CINÉMAFestival de Cannes

« Les Proies », capturer les captifs

Après The Bling Ring, sélectionné à “Un Certain Regard” en 2013 à Cannes, Sofia Coppola est revenue sur la Croisette cette année en compétition officielle avec Les Proies. Un film captivant dans lequel la réalisatrice de Virgin Suicides capture à merveille Nicole Kidman, Kirsten Dunst, Elle Fanning et Colin Farrell. Pour notre plus grand plaisir, et un prix de la mise en scène à la clé.

La guerre de Sécession fait rage. Les canons en fond sonore, la caméra vole à travers les arbres puis atterri doucement dans une forêt mystérieuse. Nous suivons une jeune fille en train de cueillir des champignons, en robe, chantante et bien coiffée. Pas de doute, nous entrons dans l’univers d’un conte. La jeune fille au panier tombe sur un homme blessé, un “yankee” évadé du 66ème régiment. Elle décide de bon cœur de l’aider – de le porter même – jusqu’à son internat où il ne reste, à cause de la guerre, que celles qui n’ont nulle part où aller. Alors qu’il devait rester là seulement le temps de guérir sa jambe, des tensions sexuelles se révèlent parmi les pensionnaires de l’internat et le caporal devient objet de toutes les convoitises.

Être en proie à notre imagination

Éclairé souvent à la bougie ou d’une lumière quasi-surnaturelle, chaque plan du film de Sofia Coppola est un émerveillement. Des plans larges du début, en pleine forêt, où les arbres se courbent sur les personnages jusqu’au plan de fin, où les personnages sont laissés derrière une grille dans un long travelling avant, chaque corps semble à la fois en proie au décor et lueur d’espoir dans ce monde chaotique.
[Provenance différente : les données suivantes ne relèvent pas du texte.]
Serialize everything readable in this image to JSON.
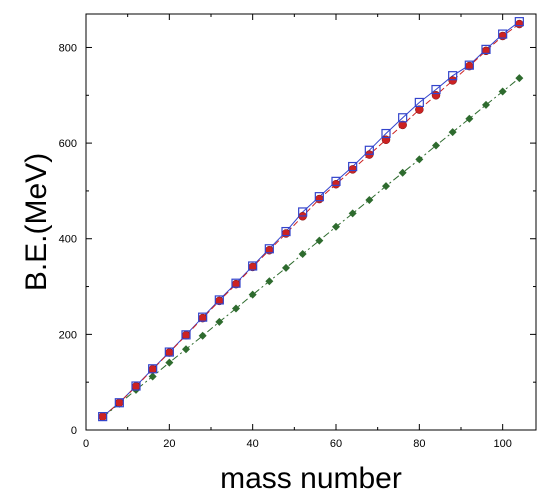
{
  "chart_data": {
    "type": "scatter",
    "xlabel": "mass number",
    "ylabel": "B.E.(MeV)",
    "xlim": [
      0,
      108
    ],
    "ylim": [
      0,
      870
    ],
    "xticks": [
      0,
      20,
      40,
      60,
      80,
      100
    ],
    "yticks": [
      0,
      200,
      400,
      600,
      800
    ],
    "grid": false,
    "legend": "none",
    "x": [
      4,
      8,
      12,
      16,
      20,
      24,
      28,
      32,
      36,
      40,
      44,
      48,
      52,
      56,
      60,
      64,
      68,
      72,
      76,
      80,
      84,
      88,
      92,
      96,
      100,
      104
    ],
    "series": [
      {
        "marker": "open-square",
        "line": "solid",
        "color": "#3344cc",
        "values": [
          28,
          57,
          92,
          128,
          163,
          199,
          236,
          272,
          307,
          343,
          379,
          415,
          456,
          488,
          520,
          551,
          585,
          620,
          653,
          685,
          712,
          741,
          763,
          796,
          828,
          854
        ]
      },
      {
        "marker": "filled-circle",
        "line": "dashed",
        "color": "#cc2222",
        "values": [
          28,
          57,
          91,
          127,
          162,
          198,
          234,
          270,
          305,
          341,
          376,
          411,
          447,
          483,
          514,
          545,
          576,
          607,
          638,
          670,
          700,
          731,
          761,
          793,
          824,
          849
        ]
      },
      {
        "marker": "filled-diamond",
        "line": "dashdot",
        "color": "#2e6b2e",
        "values": [
          27,
          55,
          84,
          112,
          141,
          169,
          197,
          226,
          254,
          283,
          311,
          339,
          368,
          396,
          425,
          453,
          481,
          510,
          538,
          566,
          595,
          623,
          651,
          680,
          708,
          736
        ]
      }
    ]
  }
}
À cette atmosphère inquiétante s’ajoute une tension émanant de toutes les actrices. Le gant trempé de Nicole Kidman qui remonte le long de la cuisse du caporal en fait naître une, que les regards lointain et passionnés de Kirsten Dunst attise. Les sourires certains d’Elle Fanning, eux, l’intensifie. Chez chacune d’entre elle, un désir violent est palpable. Colin Farrell à côté paraît fade, et surtout, campe un personnage dont les volontés ne seront jamais exaucées. Son personnage est faible et tout le début du film est composé dans ce sens ; quand le caporal est couché et souffrant, les femmes sont droites, bien au-dessus de lui et en pleine lumière. Une fois sa guérison terminée, il ne restera d’ailleurs pas longtemps sur ses deux jambes, comme pour lui rappeler qu’il n’a et n’aura aucun pouvoir en la demeure.

Cette maison dont elles ne sortent jamais, où la grille s’entrouvre à peine quand il s’agit de la visite de soldats ; cette obscurité omniprésente, enfermant les personnages ; cette clé qui ferme la porte de la chambre dans laquelle est accueilli le caporal ; tout, dans le film, est un verrou de plus de ce piège qu’est l’internat. Ce huis clos, qui aurait pu être le terreau de toutes les transgressions, ne l’est pas. Les tensions ne s’expriment jamais frontalement. Tout le film, quand la complicité des personnages n’est pas l’occasion de rire, est construit sur le dialogue entre les tensions sexuelles de ces femmes et leurs prières de chaque soir. Au delà du jeu des actrices et de la maîtrise de chaque plan, c’est ce jonglage entre la foi et les tabous qui en fait un film passionnant, car c’est une merveille pour l’imagination des spectateurs.